The above illustrate only six categories, yet there are almost three hundred. Consider questions such as:

*What does the price of beef matter to the vegetarian?

*What exactly comprises floor coverings?

*How can anyone assign a value of importance between prescription drugs, motor fuel and day care, and what if you don’t use any of them?

All these are “averages” of some sort, which must factor in geographic location, such as the price of bread in Alaska versus Idaho, as well as the relative importance that each item places in the “average” person’s life. Because Potatoes were up 15.16%, but Sewing Machines only 8.14%, the statistician must decide which played a bigger impact in people’s lives and then quantify.

Eventually, after various deliberations, the data gets rolled into the 8.26% CPI figure. True, 8.26% is higher than the Fed’s targeted 2%; but the Fed’s target easily could have been 0% or 4% and CPI 16%. They try to make it sound scientific. But it’s really just guess work, estimates, and bias from the central planning committee to arrive at a figure.

What should also be considered are the few categories showing a negative inflation number, such as:

  • Television: -19.19%
  • Video and audio products: -8.96%
  • Car and truck rental: -6.16%
  • Uncooked beef steaks: -2.95%
  • Jewelry: -1.16%
  • Education and communication commodities: -7.33%

For reasons never clear to the public, the Fed always wants some inflation, never zero percent or even negative inflation. Understanding the limitations in the data, the sample above finds that the price of televisions, uncooked beef steaks (as opposed to beef roasts, which increased) and even jewelry prices are said to have decreased in the last year. The alleged harm of these price reductions should be questioned by the public.

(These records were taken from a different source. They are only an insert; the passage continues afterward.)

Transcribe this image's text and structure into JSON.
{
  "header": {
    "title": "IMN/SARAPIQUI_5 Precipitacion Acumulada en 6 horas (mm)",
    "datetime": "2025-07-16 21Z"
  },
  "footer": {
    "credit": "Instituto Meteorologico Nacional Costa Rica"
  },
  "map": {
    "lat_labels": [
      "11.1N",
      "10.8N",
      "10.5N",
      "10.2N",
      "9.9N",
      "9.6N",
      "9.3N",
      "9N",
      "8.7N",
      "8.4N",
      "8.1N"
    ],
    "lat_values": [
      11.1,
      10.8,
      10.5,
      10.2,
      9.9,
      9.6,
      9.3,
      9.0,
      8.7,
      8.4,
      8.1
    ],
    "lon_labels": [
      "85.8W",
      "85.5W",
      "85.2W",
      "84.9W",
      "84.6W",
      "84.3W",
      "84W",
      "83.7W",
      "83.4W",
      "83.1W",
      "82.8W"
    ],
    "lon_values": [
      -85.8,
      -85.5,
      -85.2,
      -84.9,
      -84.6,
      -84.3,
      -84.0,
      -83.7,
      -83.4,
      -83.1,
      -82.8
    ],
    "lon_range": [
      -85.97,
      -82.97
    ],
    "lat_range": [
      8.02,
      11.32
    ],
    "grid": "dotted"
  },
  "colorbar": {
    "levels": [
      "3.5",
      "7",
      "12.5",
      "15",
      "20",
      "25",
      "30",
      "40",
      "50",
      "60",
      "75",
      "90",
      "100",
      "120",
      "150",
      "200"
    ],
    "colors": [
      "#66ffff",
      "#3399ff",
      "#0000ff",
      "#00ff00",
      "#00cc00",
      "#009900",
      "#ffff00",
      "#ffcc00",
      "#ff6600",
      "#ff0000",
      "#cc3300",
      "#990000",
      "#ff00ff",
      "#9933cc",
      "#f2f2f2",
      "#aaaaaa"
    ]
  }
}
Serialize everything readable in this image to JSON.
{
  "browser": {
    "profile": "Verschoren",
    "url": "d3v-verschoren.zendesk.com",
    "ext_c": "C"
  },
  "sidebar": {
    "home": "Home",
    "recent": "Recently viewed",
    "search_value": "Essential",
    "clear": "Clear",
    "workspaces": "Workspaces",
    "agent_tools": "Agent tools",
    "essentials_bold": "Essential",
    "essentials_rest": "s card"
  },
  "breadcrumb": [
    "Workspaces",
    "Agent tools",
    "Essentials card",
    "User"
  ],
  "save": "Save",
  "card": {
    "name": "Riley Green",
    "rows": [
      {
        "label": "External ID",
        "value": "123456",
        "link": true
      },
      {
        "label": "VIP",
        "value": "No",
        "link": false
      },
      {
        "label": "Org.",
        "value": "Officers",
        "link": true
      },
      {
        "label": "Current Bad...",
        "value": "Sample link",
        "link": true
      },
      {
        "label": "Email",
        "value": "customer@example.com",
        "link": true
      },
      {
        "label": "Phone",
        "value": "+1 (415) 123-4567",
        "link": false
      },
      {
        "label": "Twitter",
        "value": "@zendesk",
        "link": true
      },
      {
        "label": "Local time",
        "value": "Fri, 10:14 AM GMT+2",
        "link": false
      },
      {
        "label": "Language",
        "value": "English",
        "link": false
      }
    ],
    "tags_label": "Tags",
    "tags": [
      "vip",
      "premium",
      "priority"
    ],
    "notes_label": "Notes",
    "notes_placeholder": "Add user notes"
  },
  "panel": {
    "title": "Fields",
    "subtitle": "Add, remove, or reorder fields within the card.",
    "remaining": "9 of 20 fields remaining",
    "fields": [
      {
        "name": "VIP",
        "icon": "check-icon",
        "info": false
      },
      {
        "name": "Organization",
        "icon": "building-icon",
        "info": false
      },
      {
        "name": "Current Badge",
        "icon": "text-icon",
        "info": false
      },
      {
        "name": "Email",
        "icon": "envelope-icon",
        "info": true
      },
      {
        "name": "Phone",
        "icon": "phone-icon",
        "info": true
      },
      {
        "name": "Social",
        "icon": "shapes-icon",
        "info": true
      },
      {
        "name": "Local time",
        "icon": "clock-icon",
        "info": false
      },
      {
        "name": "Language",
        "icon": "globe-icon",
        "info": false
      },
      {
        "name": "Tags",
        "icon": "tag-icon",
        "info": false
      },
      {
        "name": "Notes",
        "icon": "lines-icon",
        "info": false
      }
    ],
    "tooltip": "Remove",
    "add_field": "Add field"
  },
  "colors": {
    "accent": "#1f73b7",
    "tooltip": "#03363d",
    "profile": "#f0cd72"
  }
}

It’s fair to say, all things being equal, you’d rather buy the same TV at a 20% discount, and you prefer to buy more products when they are on sale; yet mainstream economists and members of the Fed seem to not understand this. Nor are the benefits of a stronger dollar, versus one that depreciates year over year, well understood by them. Conversely, many are fooled into thinking that “high inflation” is good for businesses since they can presumably make more revenue. They fail to factor in that the cost of production also increases. But since the “structure of production” is basically absent from mainstream economic theory, it makes sense that they have an inability to articulate the various negative effects that come with currency debasement.

In the end, the problem with inflation very much resembles the inflation map presented by the Wall Street Journal; messy and difficult to comprehend, yet strangely amusing, until one day all prices become unrecognizable. And no matter what they say in the mainstream media or in a university setting, a policy of inflationism always leads to economic destruction and the degradation of society.